InSpecLearn4SDL: Interpretable Spectral Features Predict Conductivity in Self-Driving Doped Conjugated Polymer Labs
Ankush Kumar Mishra, Jacob P. Mauthe, Nicholas Luke, Aram Amassian, Baskar Ganapathysubramanian
TL;DR
This work develops an interpretable QSPR framework that predicts electrical conductivity of doped conjugated polymers directly from rapid optical spectra. By combining AUC-based spectral featurization with a GA to locate informative spectral windows, SHAP-guided feature selection, and domain-knowledge feature expansion, the authors build a data-driven surrogate that matches expert descriptors and, when fused with expert features, delivers the best predictive performance. The approach yields an $R^2$ of about 0.85 on test data and suggests substantial reductions in experimental burden, supporting autonomous decision-making in self-driving labs. Although demonstrated on a single polymer–dopant system, the methodology is generalizable to other spectral modalities and materials spaces, offering a scalable path to accelerate materials discovery with spectroscopy-guided design.
Abstract
To accelerate materials discovery using self-driving labs (SDLs), we present a machine learning pipeline that predicts the electrical conductivity of doped conjugated polymers using rapid, non-destructive optical spectroscopy.

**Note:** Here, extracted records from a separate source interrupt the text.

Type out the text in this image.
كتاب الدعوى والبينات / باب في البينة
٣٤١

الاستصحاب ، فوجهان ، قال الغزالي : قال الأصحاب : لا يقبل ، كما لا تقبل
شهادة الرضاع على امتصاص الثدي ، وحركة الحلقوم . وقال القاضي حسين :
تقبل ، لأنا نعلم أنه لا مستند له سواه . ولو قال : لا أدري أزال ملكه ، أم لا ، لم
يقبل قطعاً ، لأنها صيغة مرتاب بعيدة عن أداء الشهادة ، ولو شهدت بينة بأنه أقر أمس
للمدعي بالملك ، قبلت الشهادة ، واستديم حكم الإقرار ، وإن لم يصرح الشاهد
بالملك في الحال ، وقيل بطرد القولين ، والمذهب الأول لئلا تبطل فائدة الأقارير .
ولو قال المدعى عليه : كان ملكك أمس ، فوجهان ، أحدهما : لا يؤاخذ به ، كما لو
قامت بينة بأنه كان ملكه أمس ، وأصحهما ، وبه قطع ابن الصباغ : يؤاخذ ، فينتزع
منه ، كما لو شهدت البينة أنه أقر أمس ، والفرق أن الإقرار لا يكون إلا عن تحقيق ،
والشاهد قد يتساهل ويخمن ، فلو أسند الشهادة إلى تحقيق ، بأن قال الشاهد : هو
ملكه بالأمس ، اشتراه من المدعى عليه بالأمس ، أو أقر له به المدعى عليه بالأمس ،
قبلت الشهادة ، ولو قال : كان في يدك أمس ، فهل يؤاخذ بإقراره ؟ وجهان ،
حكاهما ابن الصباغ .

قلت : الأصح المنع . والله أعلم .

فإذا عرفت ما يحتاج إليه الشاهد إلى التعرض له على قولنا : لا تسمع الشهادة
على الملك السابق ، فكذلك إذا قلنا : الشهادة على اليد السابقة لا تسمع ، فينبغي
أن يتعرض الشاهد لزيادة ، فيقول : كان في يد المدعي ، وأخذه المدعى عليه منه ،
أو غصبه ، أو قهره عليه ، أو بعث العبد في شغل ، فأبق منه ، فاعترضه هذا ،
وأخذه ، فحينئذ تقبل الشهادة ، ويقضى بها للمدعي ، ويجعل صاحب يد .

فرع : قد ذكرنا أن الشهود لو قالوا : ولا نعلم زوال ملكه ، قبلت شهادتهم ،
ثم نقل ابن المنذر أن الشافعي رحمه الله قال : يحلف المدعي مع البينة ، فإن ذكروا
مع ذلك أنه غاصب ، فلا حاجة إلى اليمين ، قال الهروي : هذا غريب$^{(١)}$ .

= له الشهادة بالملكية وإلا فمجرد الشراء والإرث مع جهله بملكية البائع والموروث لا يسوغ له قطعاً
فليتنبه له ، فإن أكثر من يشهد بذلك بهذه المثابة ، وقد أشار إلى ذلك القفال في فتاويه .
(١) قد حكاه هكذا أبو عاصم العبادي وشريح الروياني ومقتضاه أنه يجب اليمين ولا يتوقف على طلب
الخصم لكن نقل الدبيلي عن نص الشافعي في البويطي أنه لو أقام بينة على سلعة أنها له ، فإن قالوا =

Our approach automates spectral featurization by combining a genetic algorithm with adaptive area-under-the-curve (AUC) computations, creating a quantitative structure-property relationship (QSPR) that links optical response and processing parameters to conductivity. By incorporating SHAP-guided selection and domain-knowledge-based feature expansion, the model matches expert-curated performance while theoretically reducing experimental effort by $\sim 33\%$ by minimizing the need for costly direct conductivity measurements. Notably, the model recovers known physical descriptors in pBTTT and identifies informative tail-state regions correlated with polymer bleaching upon successful doping. This generic, interpretable, small-data-friendly methodology can be extended to other spectroscopic modalities, such as Raman or FTIR, providing a framework for autonomous decision-making in SDLs.